By contrast, RNaseH antisense do not harness a natural gene silencing mechanism and, in the case of the phosphorothioate-based gen 2 and gen 2.5 antisense, work by saturating the target (and off-target) organs with high levels of the ‘sticky’ phosphorothioated oligonucleotides so that mass action carries enough of them into the cells. Consequently, the exposure of the body to the antisense drug is significantly higher compared to SNALP-delivered siRNAs. Assuming ~100-300mg of antisense oligonucleotide per kg of liver or kidney tissue (e.g. ISIS TTR patent application US 2011/0294868) and single-digit microgram siRNA oligonucleotide per kg of liver tissue (e.g. Landesman et al. 2010), you could argue that the real difference in bioburden between antisense and SNALP RNAi is about ten thousand fold. It also does not take into account that it is the sticky phosphorothioate chemistry that is thought to be responsible for much of the toxicity (interactions and turnover) whereas RNAi triggers employ more natural chemistries. On the other hand, double-strand RNAs are recognized by more innate immune receptors than highly modified, single-stranded oligonucleotides.
Route of administration
Although the subcutaneous administration of SNALPs has been demonstrated (see e.g. Tekmira's ApoB patent) and may become practical with the higher potencies of SNALPs and extracellular matrix-degrading technologies as developed e.g. by Halozyme, antisense is currently more amenable to subcutaneous administration whereas SNALP have to be infused in an institutional setting. This means that, as is the case for essentially all monoclonal antibody drugs, SNALP drugs have to address diseases of considerable unmet medical needs where patients do not perceive a once-a-month trip to the infusion center a huge burden. Maybe Pfizer can't, but I can think of many such diseases. Infusion in an institutional setting also has the advantage that acute toxicities, the main safety challenge for SNALPs, can be well managed through professional supervision, whereas patients that inject themselves with antisense at home may be slightly panicked on seeing redness develop at the injection site or on experiencing ‘flu-like symptoms’ that have been reported to occur at high frequency with antisense (often 1/3 to 1/2 of patients), but has surprisingly been little discussed by ISIS Pharmaceuticals.
Manufacturing
Like route of administration, manufacturing is considered to be a practical advantage of antisense over SNALP RNAi. I agree…in purely practical terms. What is, however, entirely forgotten is that as long as you can deal with the manufacturing complexities, it suddenly gives you an invaluable competitive advantage. How about unlimited market exclusivity? Isn’t one of the lessons that Big Pharma should have learned from the current patent cliff that simple small molecule chemistries are highly vulnerable to generic competition? Isn't this also a major reason for why everybody obsesses about monoclonal antibodies these days, yet is often strangely held against SNALP RNAi? To my knowledge, there are no generics of a nanoparticle-formulated drug.

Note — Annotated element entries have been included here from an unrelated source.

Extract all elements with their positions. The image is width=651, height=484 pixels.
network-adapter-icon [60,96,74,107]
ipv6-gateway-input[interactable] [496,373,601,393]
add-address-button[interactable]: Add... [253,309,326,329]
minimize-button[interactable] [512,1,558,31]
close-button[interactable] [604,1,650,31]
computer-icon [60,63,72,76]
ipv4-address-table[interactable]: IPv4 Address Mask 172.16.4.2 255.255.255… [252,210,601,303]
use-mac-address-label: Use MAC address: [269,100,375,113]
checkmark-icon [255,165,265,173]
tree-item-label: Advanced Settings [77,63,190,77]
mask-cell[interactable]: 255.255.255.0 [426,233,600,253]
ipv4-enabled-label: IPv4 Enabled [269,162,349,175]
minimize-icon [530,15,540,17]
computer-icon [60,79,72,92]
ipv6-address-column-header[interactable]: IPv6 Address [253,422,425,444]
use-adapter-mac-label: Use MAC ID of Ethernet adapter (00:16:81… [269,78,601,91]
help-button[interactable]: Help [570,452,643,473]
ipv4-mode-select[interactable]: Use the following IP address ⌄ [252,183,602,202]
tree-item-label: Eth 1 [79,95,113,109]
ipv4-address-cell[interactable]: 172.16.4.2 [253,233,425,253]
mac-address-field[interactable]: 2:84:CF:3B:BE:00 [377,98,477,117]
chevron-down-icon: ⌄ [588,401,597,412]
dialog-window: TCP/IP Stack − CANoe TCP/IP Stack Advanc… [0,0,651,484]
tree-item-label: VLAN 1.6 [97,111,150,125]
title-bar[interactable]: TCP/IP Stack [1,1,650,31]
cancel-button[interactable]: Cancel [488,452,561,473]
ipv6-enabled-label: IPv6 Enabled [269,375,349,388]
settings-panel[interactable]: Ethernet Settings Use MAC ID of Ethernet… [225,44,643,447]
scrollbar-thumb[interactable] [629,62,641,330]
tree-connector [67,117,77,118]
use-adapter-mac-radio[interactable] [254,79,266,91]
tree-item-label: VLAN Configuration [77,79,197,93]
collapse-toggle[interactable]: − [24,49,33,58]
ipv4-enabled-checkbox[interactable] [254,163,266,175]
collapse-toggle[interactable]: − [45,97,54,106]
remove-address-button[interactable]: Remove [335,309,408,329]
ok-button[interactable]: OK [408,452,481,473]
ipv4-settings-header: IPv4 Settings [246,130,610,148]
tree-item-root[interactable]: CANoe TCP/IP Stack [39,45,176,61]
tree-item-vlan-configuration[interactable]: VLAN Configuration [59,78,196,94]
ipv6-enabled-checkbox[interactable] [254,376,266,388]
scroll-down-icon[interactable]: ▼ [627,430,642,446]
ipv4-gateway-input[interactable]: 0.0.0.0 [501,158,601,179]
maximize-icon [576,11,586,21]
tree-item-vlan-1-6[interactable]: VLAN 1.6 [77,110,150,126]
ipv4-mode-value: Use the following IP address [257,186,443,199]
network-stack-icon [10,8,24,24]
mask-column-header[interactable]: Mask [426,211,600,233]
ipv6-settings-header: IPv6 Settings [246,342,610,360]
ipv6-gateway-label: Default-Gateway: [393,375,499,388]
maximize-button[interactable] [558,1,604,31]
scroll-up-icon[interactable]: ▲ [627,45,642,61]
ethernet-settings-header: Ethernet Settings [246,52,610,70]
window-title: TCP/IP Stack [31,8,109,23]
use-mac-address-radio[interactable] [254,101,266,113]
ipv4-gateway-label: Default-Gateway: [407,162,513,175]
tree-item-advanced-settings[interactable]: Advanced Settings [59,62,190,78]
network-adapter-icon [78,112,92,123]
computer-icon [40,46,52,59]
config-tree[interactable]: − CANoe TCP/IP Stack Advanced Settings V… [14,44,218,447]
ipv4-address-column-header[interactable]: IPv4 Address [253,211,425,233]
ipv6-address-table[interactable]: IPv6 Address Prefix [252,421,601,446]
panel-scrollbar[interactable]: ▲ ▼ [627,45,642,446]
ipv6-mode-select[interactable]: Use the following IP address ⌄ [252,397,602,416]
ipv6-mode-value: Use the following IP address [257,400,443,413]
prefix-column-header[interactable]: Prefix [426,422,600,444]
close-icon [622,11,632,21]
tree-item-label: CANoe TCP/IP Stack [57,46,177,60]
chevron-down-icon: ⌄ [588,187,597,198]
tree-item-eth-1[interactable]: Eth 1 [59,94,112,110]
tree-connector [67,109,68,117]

So in summary, as antisense has reached an inflection point as a slew of clinical data is confirming the early clinical results with mipomersen from 6-7 years ago which demonstrated gene knockdown in the liver, SNALP RNAi is making even faster progress with many of its theorized advantages, especially related to the amount of oligonucleotide required and pharmacology, turning into clinical reality quickly. The race is on. The most likely winners meanwhile are the patients.